La CJUE, elle, applique une énorme masse de dispositions, une législation européenne très importante, formée de centaines de règlements, directives et actes administratifs, à l'image de la Cour de cassation française face au code civil, au code de la consommation ou au code pénal.

La fonction de la CJUE est triple.

Premièrement, contrôler la légalité des actes pris par l'Union européenne, via le recours en annulation. Cette compétence est partagée avec le Tribunal de l'Union européenne. La CJUE est alors un peu dans la position du Conseil d'État vis-à-vis des actes administratifs.

Deuxièmement, veillerons à ce que les États respectent leurs obligations, via les recours en manquement, qui ont fortement diminué en raison du contexte sanitaire. La Cour, dans ce domaine, a un pouvoir considérable, car elle peut infliger astreintes et amendes aux États, comme, dernièrement, à la Pologne, avec une décision en référé de fermeture de la mine de Turow.
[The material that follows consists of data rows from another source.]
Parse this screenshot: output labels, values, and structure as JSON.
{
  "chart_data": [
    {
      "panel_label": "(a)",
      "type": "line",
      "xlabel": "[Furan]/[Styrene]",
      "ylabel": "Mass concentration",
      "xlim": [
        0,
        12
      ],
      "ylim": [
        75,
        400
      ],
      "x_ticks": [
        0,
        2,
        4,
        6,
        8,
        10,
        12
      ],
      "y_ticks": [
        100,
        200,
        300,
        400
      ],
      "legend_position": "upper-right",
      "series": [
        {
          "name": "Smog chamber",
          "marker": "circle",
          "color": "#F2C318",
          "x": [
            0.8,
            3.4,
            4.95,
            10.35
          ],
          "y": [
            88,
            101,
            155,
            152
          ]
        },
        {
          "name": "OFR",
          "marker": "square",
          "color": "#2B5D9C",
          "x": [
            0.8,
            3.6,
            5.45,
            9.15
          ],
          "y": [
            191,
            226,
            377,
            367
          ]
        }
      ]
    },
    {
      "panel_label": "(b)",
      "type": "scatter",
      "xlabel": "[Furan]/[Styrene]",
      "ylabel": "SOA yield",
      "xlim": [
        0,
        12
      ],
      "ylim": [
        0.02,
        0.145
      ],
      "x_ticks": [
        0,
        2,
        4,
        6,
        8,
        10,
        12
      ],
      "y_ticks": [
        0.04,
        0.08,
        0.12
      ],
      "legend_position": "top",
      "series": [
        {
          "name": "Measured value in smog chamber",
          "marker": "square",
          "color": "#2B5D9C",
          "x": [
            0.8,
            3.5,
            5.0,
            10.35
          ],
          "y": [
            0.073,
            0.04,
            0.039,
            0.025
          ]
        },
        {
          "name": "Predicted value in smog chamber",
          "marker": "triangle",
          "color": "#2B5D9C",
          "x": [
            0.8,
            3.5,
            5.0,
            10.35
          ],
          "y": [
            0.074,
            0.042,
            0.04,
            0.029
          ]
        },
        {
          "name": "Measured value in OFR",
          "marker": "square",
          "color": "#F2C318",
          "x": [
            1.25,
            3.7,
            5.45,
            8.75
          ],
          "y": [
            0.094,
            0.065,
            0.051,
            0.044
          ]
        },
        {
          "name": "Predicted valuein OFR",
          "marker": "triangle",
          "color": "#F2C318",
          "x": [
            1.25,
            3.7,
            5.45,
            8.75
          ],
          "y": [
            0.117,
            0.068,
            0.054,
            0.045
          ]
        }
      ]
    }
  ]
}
Troisièmement, la Cour préserve l'unicité du droit européen, via la question préjudicielle, mécanisme qui fonctionne très bien. La procédure est très simple, et nous permet de répondre efficacement aux demandes des juges nationaux.
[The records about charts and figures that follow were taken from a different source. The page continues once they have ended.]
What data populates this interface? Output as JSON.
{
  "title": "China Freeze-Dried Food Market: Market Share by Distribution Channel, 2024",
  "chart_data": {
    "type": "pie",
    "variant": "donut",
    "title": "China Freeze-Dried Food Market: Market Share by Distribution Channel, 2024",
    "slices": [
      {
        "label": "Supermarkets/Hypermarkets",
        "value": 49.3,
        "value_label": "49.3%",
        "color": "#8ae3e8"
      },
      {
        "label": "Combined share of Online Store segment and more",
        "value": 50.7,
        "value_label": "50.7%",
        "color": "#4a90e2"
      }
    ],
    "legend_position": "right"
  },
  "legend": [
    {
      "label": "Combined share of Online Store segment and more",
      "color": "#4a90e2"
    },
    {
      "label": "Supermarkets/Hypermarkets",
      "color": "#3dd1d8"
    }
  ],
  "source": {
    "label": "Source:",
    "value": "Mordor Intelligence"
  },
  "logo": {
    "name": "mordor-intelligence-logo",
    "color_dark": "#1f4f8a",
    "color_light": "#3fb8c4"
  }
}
J'en viens à la substance des traités. Les traités ont un sens : ils visent à fabriquer un espace commun, économique, de sécurité, de liberté et de justice - voyez le cas du mandat d'arrêt européen, qui permet, en dehors de tout mécanisme d'extradition, de récupérer un malfaiteur qui est passé en Allemagne ou en Italie, simplement par un dialogue d'autorité judiciaire à autorité judiciaire. « Les juges sont les gardiens des promesses du projet communautaire », dit M. Didier Reynders, commissaire européen à la justice.

Les traités sont souvent très clairs et univoques. La Cour applique donc des dispositions claires, validées par les gouvernements nationaux à la suite de ratifications. Ainsi, le juge applique la loi comme il le fait dans les juridictions nationales. Loin du cliché de la complexité, la législation de l'Union européenne est bien pensée. Elle n'a pas toujours grand-chose à envier à la législation française ! Les textes commencent par un préambule, les notions principales sont définies, la structure est claire. Des dispositions de compromis, parfois moins bonnes, existent, mais c'est un fait commun à toutes les normes.
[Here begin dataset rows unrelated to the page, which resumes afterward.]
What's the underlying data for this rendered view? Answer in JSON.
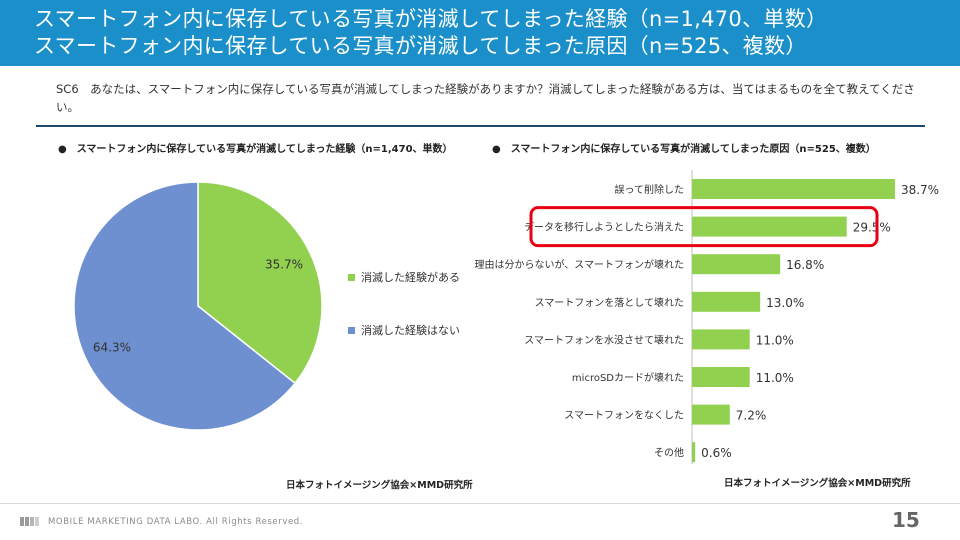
{
  "header": {
    "title_line1": "スマートフォン内に保存している写真が消滅してしまった経験（n=1,470、単数）",
    "title_line2": "スマートフォン内に保存している写真が消滅してしまった原因（n=525、複数）"
  },
  "question": "SC6　あなたは、スマートフォン内に保存している写真が消滅してしまった経験がありますか？消滅してしまった経験がある方は、当てはまるものを全て教えてください。",
  "left_panel": {
    "title": "●　スマートフォン内に保存している写真が消滅してしまった経験（n=1,470、単数）",
    "source": "日本フォトイメージング協会×MMD研究所"
  },
  "right_panel": {
    "title": "●　スマートフォン内に保存している写真が消滅してしまった原因（n=525、複数）",
    "source": "日本フォトイメージング協会×MMD研究所"
  },
  "chart_data": [
    {
      "type": "pie",
      "title": "スマートフォン内に保存している写真が消滅してしまった経験（n=1,470、単数）",
      "slices": [
        {
          "label": "消滅した経験がある",
          "value": 35.7,
          "display": "35.7%",
          "color": "#92d050"
        },
        {
          "label": "消滅した経験はない",
          "value": 64.3,
          "display": "64.3%",
          "color": "#6e8fd0"
        }
      ],
      "legend_position": "right"
    },
    {
      "type": "bar",
      "orientation": "horizontal",
      "title": "スマートフォン内に保存している写真が消滅してしまった原因（n=525、複数）",
      "categories": [
        "誤って削除した",
        "データを移行しようとしたら消えた",
        "理由は分からないが、スマートフォンが壊れた",
        "スマートフォンを落として壊れた",
        "スマートフォンを水没させて壊れた",
        "microSDカードが壊れた",
        "スマートフォンをなくした",
        "その他"
      ],
      "values": [
        38.7,
        29.5,
        16.8,
        13.0,
        11.0,
        11.0,
        7.2,
        0.6
      ],
      "value_labels": [
        "38.7%",
        "29.5%",
        "16.8%",
        "13.0%",
        "11.0%",
        "11.0%",
        "7.2%",
        "0.6%"
      ],
      "highlighted_category": "データを移行しようとしたら消えた",
      "color": "#92d050",
      "highlight_color": "#e60012",
      "xlim": [
        0,
        45
      ]
    }
  ],
  "footer": {
    "company": "MOBILE MARKETING DATA LABO.  All Rights Reserved.",
    "page_number": "15"
  }
}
La Cour a dégagé les principes généraux du droit européen. Mais cela n'est pas nouveau : le règlement a un caractère général obligatoire et est directement applicable dans tous les pays de l'Union européenne. Depuis 1950, les actes européens fonctionnent comme des actes nationaux. Aux États-Unis, dans le premier tiers du XIXe siècle, Daniel Webster a dit que, si une seule fois un État se prenait à invalider une législation fédérale, il en serait fini de la construction fédérale.